The Center for Disaster Philanthropy cites the following four steps to respond to critical situations:
- Response and relief. The reaction time during or immediately after an emergency. Often with a focus on saving lives, preventing further harm and providing basic human services. This step typically attracts the most media attention and the most funding.
- Reconstruction and recovery. The strategic post-damage period was assessed, including longer-term efforts to restore a community or country to a pre-disaster state. This work usually begins after the event no longer dominates the news cycle and is often more expensive than relief. It is also often overlooked and underfunded by public charities, private philanthropists and insurance companies.
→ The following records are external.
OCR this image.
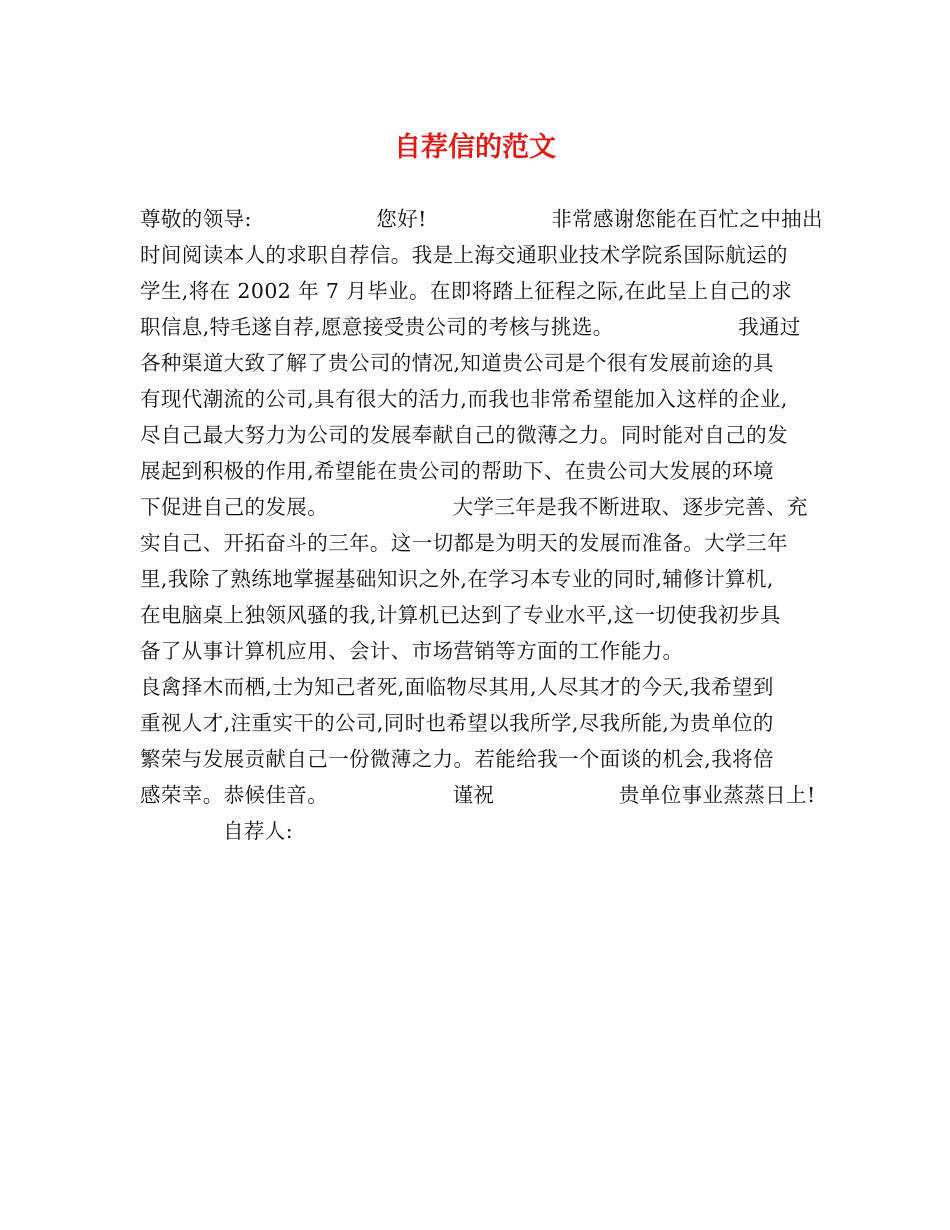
自荐信的范文
尊敬的领导:                  您好!                  非常感谢您能在百忙之中抽出
时间阅读本人的求职自荐信。我是上海交通职业技术学院系国际航运的
学生,将在 2002 年 7 月毕业。在即将踏上征程之际,在此呈上自己的求
职信息,特毛遂自荐,愿意接受贵公司的考核与挑选。                  我通过
各种渠道大致了解了贵公司的情况,知道贵公司是个很有发展前途的具
有现代潮流的公司,具有很大的活力,而我也非常希望能加入这样的企业,
尽自己最大努力为公司的发展奉献自己的微薄之力。同时能对自己的发
展起到积极的作用,希望能在贵公司的帮助下、在贵公司大发展的环境
下促进自己的发展。                  大学三年是我不断进取、逐步完善、充
实自己、开拓奋斗的三年。这一切都是为明天的发展而准备。大学三年
里,我除了熟练地掌握基础知识之外,在学习本专业的同时,辅修计算机,
在电脑桌上独领风骚的我,计算机已达到了专业水平,这一切使我初步具
备了从事计算机应用、会计、市场营销等方面的工作能力。
良禽择木而栖,士为知己者死,面临物尽其用,人尽其才的今天,我希望到
重视人才,注重实干的公司,同时也希望以我所学,尽我所能,为贵单位的
繁荣与发展贡献自己一份微薄之力。若能给我一个面谈的机会,我将倍
感荣幸。恭候佳音。                  谨祝                  贵单位事业蒸蒸日上!
自荐人:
- Preperation. Another strategic phase, involving detailed plans that will help people and areas respond effectively to disasters or crises. Activities may include planning exercises, training and educating volunteers, identifying escape routes and partners, and storing food, water, and other basic necessities.
- Mitigation. More strategic work designed to address factors leading to or contributing to emergencies and limit the impact of similar events in the future. This step requires risk analysis and an investment of time and resources to build resilience and reduce risk. Activities may include strengthening existing infrastructure and developing redundant processes.
Designing a response to the crisis
To determine the best way to respond to a disaster or crisis, advise your clients to:
- Understand their motivation. What about the crisis that speaks to them? Is there a stage in the disaster lifecycle that would greatly benefit their personal network or professional strengths? There are many ways to connect a client’s philanthropic mission to the needs that arise in emergency situations.
- Do their research. This includes keeping up to date with current events as well as looking to past disasters and similar situations for advice and lessons that can help them build a high-impact response.
- Beware of scams. Many new nonprofits are created in response to disasters, and while some are legitimate, others are unfortunately not. Evaluate new organizations carefully before committing.
- Consider equity. Disasters and crises can amplify inequalities. There may be marginalized, vulnerable or under-resourced populations who will feel the crisis more acutely and may have difficulty accessing essential services.
- Partner with other funders. Exchange ideas and best practices with other philanthropists. In the process, they can find collaborators with similar or complementary goals that will allow them to develop a more innovative or global response.
During this critical time for Ukraine, as well as during other crises, encourage your charitable customers to address immediate and long-term needs when providing support.
Gillian Howell is Head of Client Advisory Solutions for Foundation Sourcewhich provides comprehensive support services to private foundations. The firm works in partnership with financial and legal advisers as well as directly with individuals and families.